THE HAUNTING OF WINCHESTER HOUSE
The Asylum is a company that specialises in low-budget copies more famous films, all sold with soundalike titles designed to come out at the time of their namesake releases. See the likes of The Da Vinci Treasure (2006), Snakes on a Train (2006), AVH: Alien vs Hunter (2007), The Hitchhiker (2007), I Am Omega (2007), Transmorphers (2007), Allan Quatermain and the Temple of Skulls (2008), The Day the Earth Stopped (2008) 100 Million B.C. (2008), Sunday School Musical (2008), The 18 Year Old Virgin (2009), Abraham Lincoln vs. Zombies (2012), Age of the Hobbits (2012) and Atlantic Rim (2013), among others. With The Haunting of Winchester House, The Asylum hit onto the idea of a string of haunted house films all sold with the association of a famous haunting or murder (something that is frequently scanty to the point of near non-existence).
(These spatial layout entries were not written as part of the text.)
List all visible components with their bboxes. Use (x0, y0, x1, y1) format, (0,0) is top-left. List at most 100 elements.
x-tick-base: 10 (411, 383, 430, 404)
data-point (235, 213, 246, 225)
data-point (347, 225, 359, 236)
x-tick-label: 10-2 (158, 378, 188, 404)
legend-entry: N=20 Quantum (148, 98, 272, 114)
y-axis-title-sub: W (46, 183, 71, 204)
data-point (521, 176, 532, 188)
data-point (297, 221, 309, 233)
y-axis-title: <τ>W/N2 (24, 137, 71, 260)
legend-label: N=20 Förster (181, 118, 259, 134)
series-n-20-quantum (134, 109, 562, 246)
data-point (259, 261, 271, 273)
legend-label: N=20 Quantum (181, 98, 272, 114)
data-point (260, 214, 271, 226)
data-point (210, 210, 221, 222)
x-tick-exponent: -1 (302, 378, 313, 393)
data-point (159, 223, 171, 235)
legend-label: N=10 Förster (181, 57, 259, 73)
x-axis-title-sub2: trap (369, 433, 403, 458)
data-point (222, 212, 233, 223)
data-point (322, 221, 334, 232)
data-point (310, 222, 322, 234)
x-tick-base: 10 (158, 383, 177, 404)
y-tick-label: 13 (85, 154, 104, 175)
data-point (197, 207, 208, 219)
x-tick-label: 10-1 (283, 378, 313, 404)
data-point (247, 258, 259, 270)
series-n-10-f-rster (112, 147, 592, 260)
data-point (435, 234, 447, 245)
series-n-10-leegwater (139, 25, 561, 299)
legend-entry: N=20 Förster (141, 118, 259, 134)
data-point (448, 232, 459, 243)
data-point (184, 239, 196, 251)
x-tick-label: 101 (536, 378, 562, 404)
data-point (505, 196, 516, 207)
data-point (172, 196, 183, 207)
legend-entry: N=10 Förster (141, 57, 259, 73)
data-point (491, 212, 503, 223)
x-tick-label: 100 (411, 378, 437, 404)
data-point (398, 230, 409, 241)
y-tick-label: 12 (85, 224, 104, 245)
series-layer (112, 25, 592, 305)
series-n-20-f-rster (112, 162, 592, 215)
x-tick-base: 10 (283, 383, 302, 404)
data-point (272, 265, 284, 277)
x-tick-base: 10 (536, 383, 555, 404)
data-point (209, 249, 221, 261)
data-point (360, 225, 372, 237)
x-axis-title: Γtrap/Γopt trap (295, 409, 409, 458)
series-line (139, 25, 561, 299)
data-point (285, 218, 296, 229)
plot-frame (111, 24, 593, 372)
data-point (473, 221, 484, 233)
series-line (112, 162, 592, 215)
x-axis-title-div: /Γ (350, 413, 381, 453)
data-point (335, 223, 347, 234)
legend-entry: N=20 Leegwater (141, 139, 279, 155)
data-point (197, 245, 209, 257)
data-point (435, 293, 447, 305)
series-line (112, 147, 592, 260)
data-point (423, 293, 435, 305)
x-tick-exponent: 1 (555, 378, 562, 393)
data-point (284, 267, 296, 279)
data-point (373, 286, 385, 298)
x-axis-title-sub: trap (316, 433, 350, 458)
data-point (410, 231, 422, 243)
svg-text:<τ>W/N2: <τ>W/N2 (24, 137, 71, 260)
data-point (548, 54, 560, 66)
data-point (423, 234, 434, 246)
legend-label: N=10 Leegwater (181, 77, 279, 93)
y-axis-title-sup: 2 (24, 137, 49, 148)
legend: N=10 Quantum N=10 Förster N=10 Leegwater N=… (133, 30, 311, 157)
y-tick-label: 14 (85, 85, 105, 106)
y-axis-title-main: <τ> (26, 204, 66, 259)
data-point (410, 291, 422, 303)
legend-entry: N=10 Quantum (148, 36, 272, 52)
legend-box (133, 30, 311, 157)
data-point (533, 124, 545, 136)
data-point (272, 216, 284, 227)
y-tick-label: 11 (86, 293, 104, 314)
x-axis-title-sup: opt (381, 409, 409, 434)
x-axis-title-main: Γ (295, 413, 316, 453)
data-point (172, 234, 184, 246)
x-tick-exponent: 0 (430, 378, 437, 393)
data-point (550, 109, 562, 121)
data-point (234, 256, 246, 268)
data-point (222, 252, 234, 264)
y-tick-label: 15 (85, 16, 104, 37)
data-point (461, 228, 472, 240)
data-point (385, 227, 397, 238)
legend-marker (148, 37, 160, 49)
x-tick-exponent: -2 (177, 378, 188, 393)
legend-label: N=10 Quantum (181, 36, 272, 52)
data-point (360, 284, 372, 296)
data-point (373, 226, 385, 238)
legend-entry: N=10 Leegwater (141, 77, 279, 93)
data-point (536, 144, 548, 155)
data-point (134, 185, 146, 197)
Subsequent others among these include Gacy House (2010), Anneliese: The Exorcist Tapes (2011), A Haunting in Salem (2011), The Haunting of Whaley House (2012), 100 Ghost Street: The Return of Richard Speck (2012) and The Bell Witch Haunting (2013), most of which were conducted in the Found Footage format (although The Haunting of Winchester House is not).
Director Mark Atkins shoots the film cheaply on video. Unfortunately, the flat photography kills the atmosphere that a haunted house film needs to work. The house being shot in looks nothing like a mansion, nor one that was built in the early 20th Century. Atkins jumps are all tiresomely borrowed ones red herring taps on peoples shoulders, an endless array of peripheral figures moving through the background of shots, shapes moving under sheets/quilts and so on. The scores constant lurking, shrieking and lunging becomes overhyped in the endless attempts to generate atmosphere so much that it creates none at all.
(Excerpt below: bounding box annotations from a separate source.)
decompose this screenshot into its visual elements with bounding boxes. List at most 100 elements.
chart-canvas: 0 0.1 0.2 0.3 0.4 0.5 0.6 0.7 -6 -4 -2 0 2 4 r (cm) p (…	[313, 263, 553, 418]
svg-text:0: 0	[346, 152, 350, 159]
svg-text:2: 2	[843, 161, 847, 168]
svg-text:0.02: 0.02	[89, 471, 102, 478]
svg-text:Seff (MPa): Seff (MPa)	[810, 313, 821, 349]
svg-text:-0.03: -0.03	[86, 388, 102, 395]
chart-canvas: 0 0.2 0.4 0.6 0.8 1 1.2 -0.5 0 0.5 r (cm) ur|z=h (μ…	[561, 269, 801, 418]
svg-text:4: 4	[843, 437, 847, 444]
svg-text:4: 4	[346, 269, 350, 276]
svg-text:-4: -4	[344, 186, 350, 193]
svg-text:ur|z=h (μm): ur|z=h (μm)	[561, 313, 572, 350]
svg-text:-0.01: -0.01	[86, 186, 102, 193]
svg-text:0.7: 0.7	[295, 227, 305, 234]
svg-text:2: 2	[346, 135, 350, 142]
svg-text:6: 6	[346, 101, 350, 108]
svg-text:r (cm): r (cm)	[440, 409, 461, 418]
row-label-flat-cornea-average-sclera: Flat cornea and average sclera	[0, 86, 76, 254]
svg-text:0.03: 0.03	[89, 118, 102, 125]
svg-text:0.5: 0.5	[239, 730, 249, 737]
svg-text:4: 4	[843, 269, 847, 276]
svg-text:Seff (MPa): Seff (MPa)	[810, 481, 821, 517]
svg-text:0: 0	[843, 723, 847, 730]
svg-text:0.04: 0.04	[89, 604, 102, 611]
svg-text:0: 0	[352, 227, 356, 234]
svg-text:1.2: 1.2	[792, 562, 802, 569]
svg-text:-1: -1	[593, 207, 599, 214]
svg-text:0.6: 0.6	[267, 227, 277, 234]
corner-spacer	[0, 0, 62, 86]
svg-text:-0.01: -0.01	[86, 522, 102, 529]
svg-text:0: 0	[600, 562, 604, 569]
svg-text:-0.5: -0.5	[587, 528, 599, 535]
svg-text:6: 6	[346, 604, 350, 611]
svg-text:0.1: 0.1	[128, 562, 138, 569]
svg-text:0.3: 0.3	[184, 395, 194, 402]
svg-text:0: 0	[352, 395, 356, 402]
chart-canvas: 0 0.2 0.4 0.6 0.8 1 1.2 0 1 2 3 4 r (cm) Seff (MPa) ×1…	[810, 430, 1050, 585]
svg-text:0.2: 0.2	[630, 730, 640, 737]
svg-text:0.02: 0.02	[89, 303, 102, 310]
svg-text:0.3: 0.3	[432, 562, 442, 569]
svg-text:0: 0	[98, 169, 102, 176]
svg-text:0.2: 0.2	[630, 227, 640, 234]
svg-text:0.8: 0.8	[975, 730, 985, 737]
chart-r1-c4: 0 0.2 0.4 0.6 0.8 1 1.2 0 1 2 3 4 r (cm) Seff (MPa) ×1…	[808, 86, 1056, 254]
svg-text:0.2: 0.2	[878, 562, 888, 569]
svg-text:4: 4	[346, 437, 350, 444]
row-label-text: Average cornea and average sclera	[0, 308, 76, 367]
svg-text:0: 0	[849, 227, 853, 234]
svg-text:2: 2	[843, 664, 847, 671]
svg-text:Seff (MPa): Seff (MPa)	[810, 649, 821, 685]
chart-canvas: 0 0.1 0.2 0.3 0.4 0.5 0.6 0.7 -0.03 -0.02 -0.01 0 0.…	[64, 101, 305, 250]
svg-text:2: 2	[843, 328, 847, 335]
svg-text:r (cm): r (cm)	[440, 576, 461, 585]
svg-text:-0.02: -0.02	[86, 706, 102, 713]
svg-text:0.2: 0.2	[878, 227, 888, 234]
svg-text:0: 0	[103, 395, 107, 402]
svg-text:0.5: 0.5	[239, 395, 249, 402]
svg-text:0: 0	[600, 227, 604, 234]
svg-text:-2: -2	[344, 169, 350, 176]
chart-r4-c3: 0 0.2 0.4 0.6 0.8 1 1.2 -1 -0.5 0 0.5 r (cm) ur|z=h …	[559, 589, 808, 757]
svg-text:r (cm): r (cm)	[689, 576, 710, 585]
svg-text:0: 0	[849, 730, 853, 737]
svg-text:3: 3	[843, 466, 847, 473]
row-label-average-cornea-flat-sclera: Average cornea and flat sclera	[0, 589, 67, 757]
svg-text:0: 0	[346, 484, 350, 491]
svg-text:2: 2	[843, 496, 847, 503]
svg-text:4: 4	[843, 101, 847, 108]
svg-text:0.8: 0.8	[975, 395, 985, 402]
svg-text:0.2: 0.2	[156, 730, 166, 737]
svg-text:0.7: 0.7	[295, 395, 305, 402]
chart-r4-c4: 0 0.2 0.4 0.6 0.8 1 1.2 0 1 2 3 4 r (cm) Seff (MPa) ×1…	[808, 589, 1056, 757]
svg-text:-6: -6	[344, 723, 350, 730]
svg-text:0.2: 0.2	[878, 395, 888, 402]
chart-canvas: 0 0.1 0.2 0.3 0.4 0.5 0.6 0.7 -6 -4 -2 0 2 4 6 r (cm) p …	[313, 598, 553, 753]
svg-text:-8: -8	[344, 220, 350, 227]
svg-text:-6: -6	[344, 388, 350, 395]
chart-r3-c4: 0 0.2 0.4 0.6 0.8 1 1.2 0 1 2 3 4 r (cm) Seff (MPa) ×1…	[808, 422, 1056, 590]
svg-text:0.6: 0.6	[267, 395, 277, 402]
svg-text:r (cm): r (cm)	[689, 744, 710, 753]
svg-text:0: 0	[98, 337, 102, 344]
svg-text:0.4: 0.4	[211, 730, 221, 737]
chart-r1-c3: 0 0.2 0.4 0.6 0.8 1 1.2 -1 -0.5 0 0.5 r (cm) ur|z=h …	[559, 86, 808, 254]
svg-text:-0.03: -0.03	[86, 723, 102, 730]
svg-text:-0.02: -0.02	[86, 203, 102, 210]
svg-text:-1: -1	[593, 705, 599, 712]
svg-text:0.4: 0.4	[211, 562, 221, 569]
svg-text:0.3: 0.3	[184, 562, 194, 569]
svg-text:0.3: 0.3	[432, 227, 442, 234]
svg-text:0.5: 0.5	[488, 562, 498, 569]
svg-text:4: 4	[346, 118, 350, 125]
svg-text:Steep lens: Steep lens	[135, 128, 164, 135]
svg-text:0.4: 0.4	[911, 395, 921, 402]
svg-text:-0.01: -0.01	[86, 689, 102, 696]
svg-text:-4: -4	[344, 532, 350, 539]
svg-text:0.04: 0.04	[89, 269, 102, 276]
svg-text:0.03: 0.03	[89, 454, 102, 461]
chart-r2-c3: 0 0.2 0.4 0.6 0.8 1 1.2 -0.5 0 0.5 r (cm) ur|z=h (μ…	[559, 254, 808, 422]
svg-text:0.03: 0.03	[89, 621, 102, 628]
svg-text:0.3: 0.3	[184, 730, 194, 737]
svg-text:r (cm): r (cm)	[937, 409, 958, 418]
The film picks up markedly with the introduction of Tomas Boykins paranormal investigator. Boykin has a striking piece of explanation where he talks about Stage 1 and Stage 2 ghosts as the difference between those that are stuck in limbo and those that are aware of their existence and much more dangerous. This gives the film a fascinating rationalisation of ghostly activity. The downside of it is that Boykin is abruptly killed off as soon as he starts attempting to exorcise the house and the rest of the film returns to the same level of dreary hyped scares. The plot thereafter goes from trying to generate scares to merely being a drama about giving the past closure. The film also reaches a creaky and well-over worn deathdream ending patented by An Occurrence at Owl Creek Bridge (1962) and most famously The Sixth Sense (1999).
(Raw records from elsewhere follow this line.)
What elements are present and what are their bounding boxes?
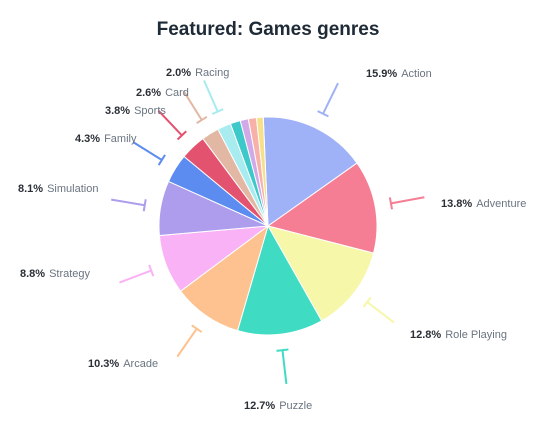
leader-line-card (182, 90, 203, 121)
slice-percent: 15.9% (366, 68, 397, 80)
slice-label-simulation: 8.1% Simulation (18, 183, 98, 195)
slice-name: Simulation (47, 183, 98, 195)
slice-label-role-playing: 12.8% Role Playing (410, 329, 507, 341)
slice-label-racing: 2.0% Racing (166, 67, 229, 79)
pie-slice-arcade (179, 224, 269, 332)
slice-label-puzzle: 12.7% Puzzle (244, 400, 312, 412)
slice-percent: 10.3% (88, 358, 119, 370)
slice-label-arcade: 10.3% Arcade (88, 358, 158, 370)
leader-line-strategy (119, 269, 152, 284)
leader-tick-simulation (142, 199, 147, 212)
slice-name: Puzzle (279, 400, 312, 412)
slice-name: Card (165, 87, 189, 99)
slice-label-sports: 3.8% Sports (105, 105, 166, 117)
leader-tick-arcade (191, 324, 203, 333)
leader-tick-role-playing (362, 296, 372, 308)
leader-line-simulation (111, 198, 145, 207)
slice-label-strategy: 8.8% Strategy (20, 268, 91, 280)
slice-percent: 12.8% (410, 329, 441, 341)
slice-percent: 8.1% (18, 183, 43, 195)
slice-percent: 12.7% (244, 400, 275, 412)
leader-line-puzzle (281, 350, 288, 385)
slice-percent: 2.6% (136, 87, 161, 99)
chart-title: Featured: Games genres (157, 19, 380, 40)
leader-tick-racing (211, 108, 224, 115)
slice-name: Sports (134, 105, 166, 117)
slice-percent: 8.8% (20, 268, 45, 280)
pie-slice-role-playing (266, 225, 375, 322)
pie-slice-adventure (266, 162, 378, 254)
slice-percent: 3.8% (105, 105, 130, 117)
pie-slice-puzzle (236, 224, 323, 336)
slice-name: Racing (195, 67, 229, 79)
leader-tick-sports (176, 130, 187, 141)
leader-line-family (132, 141, 163, 161)
leader-line-arcade (176, 328, 198, 358)
pie-slice-other-14 (255, 116, 269, 227)
slice-name: Adventure (476, 198, 526, 210)
slice-label-card: 2.6% Card (136, 87, 189, 99)
leader-tick-family (157, 154, 166, 166)
leader-tick-strategy (148, 264, 155, 277)
slice-labels: 15.9% Action 13.8% Adventure 12.8% Role Playi… (18, 67, 526, 412)
slice-percent: 2.0% (166, 67, 191, 79)
leader-line-role-playing (366, 301, 395, 324)
leader-line-adventure (390, 196, 425, 205)
slice-label-adventure: 13.8% Adventure (441, 198, 526, 210)
slice-label-action: 15.9% Action (366, 68, 432, 80)
slice-name: Role Playing (445, 329, 507, 341)
slice-name: Arcade (123, 358, 158, 370)
slice-name: Family (104, 133, 137, 145)
slice-name: Strategy (49, 268, 90, 280)
pie-slices (158, 116, 378, 336)
slice-percent: 4.3% (75, 133, 100, 145)
leader-lines (111, 80, 425, 385)
leader-tick-card (196, 115, 208, 125)
slice-name: Action (401, 68, 432, 80)
leader-tick-adventure (388, 197, 394, 210)
leader-line-sports (157, 110, 183, 137)
slice-label-family: 4.3% Family (75, 133, 137, 145)
leader-line-racing (203, 80, 219, 112)
leader-tick-action (317, 110, 329, 118)
slice-percent: 13.8% (441, 198, 472, 210)
pie-slice-action (262, 116, 358, 227)
leader-line-action (322, 82, 339, 115)
leader-tick-puzzle (276, 348, 289, 352)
The Haunting of Winchester House is made by Mark Atkins, a regular Asylum director who has also made the likes of Halloween Night (2006), Allan Quatermain and the Temple of Skulls (2008), Dragonquest (2009), Princess of Mars (2009), Battle of Los Angeles (2011), Sand Sharks (2011), Alien Origin (2012), Jack the Giant Killer (2013), Knight of the Dead (2013), Android Cop (2014), P-51 Dragon Fighter (2014), A Perfect Vacation (2015), Road Wars (2015), Planet of the Sharks (2016), Empire of the Sharks (2017) and Jurassic World (2017).